存命の当事者に対する聞き取り調査を進め、8月には北海道・室蘭市にて、1954年の日鋼室蘭争議時の元労組教宣部長広田義治氏に、争議記録幻灯『日鋼室蘭首切反対斗争記録 嵐ふきすさぶとも』全2巻の製作及び運用に関するインタヴューを行い、手書きの台本、配給会社発行の『幻燈ニュース』など、貴重な資料のご提供をいただいた。10月には、幻灯フィルム・台本数十点を含む新日本窒素(現チッソ)労働組合旧蔵資料を所蔵している熊本学園大学・水俣学研究センターを訪問、元新日窒第一労組委員長の山下善寛氏に、1960年代当時の幻灯の運用状況について伺ったほか、同センターに、合化労連製作『みんなで守ろう 水俣のたたかい』(1962)、加古里子作画構成・東大セツルメント川崎こども会製作『自転車にのってったお父ちゃん』(1956)など、所在不明だった貴重な幻灯フィルム及び台本が所蔵されていることを確認した。北海道での調査成果については『北海道新聞』(2013年3月19日夕刊)、九州での調査成果については『朝日新聞』西部版(2013年1月7日朝刊)にそれぞれ紹介記事が掲載された。
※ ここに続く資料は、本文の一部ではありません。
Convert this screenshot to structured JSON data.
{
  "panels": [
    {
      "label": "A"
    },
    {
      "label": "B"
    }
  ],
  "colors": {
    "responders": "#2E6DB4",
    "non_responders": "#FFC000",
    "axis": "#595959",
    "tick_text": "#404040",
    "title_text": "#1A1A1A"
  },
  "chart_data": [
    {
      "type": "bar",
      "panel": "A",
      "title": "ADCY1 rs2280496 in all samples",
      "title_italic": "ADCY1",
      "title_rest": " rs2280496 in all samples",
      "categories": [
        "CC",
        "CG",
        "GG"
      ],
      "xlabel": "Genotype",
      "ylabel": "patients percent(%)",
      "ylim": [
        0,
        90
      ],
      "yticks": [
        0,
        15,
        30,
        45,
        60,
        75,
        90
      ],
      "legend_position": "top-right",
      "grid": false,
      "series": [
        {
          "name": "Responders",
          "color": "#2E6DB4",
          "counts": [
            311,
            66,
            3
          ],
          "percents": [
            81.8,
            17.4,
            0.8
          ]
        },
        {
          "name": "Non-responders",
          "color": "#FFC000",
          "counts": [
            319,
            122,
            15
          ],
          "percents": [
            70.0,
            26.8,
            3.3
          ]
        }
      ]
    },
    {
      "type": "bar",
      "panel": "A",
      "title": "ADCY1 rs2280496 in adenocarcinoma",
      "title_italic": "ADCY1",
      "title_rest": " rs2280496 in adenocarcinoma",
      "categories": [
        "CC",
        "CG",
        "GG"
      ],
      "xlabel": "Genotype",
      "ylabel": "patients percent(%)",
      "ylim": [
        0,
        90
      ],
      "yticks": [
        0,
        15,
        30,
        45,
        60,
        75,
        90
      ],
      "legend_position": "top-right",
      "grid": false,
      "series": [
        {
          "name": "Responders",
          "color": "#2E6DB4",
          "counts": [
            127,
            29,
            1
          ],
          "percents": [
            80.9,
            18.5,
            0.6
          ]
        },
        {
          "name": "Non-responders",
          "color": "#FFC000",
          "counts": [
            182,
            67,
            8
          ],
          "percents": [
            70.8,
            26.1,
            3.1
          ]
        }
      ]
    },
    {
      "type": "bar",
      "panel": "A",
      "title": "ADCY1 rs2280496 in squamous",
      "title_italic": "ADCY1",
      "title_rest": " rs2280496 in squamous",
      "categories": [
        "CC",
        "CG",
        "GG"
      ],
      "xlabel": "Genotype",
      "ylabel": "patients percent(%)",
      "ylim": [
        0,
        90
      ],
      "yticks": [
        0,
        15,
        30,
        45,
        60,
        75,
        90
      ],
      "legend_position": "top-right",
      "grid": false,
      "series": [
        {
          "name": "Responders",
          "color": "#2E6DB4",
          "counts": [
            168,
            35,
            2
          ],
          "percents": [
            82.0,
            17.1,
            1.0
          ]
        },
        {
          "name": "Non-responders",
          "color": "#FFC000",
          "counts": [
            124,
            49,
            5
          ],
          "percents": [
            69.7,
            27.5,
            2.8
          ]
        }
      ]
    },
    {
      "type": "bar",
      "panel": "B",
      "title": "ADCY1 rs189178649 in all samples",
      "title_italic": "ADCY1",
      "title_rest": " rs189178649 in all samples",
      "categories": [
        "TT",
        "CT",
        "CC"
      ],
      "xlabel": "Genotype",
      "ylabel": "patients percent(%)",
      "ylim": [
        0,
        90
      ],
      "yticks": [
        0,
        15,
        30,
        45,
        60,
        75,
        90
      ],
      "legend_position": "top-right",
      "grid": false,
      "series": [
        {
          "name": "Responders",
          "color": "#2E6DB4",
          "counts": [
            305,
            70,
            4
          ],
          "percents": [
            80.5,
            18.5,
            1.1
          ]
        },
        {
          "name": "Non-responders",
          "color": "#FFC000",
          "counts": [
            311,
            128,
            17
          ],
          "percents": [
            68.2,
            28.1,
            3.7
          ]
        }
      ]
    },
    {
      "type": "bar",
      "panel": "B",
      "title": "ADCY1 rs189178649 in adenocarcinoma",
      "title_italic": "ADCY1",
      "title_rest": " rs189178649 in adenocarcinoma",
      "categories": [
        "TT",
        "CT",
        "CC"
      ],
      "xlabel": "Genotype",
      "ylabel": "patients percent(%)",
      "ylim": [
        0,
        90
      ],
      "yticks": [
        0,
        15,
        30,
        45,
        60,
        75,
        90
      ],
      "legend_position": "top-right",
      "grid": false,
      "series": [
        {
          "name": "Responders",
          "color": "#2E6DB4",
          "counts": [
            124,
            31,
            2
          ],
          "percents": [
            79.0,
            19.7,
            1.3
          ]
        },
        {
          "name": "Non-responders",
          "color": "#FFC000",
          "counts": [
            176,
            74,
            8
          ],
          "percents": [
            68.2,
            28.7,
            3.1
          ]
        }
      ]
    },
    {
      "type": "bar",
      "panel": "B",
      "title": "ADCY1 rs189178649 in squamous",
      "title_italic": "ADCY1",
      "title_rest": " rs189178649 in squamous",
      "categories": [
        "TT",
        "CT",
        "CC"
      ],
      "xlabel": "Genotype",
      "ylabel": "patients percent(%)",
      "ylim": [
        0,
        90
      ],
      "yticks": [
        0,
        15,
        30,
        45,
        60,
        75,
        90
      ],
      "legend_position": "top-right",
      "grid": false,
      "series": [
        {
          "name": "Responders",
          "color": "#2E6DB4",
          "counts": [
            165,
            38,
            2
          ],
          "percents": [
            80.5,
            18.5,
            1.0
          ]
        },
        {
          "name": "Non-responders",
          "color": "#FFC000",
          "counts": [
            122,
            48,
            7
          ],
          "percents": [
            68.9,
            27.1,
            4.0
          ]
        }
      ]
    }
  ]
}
8月26日に、神戸映画資料館にて、研究代表者・鷲谷花による戦後日本の社会運動における幻灯の利用についてのレクチャーと併せて、加古里子構成・東大セツルメント川崎こども会製作『ぼくのかあちゃん』及び、『嵐ふきすさぶとも』全2巻の幻灯機を用いた上映を行った。『嵐ふきすさぶとも』は、オリジナル台本の指示に従い、労働歌のバックコーラス付きの上映を行った。
山形県の実在の農家をモデルとした農村生活改善に関する教育幻灯『嫁の座』の版権の帰属を確認し、使用許諾を得たうえで、ニュープリントを作成した。9月16日、『嫁の座』、『ぼくのかあちゃん』ほか3本の神戸映画資料館・大阪国際児童文学館所蔵の幻灯を、シネマトリックス主催「ドキュメンタリー・ドリーム・ショー2012」の公式プログラム「幻灯・光の紙芝居」として、早稲田大学大隈タワー地下多目的講義室にて、講談師・宝井琴柑氏の語りにより上映した。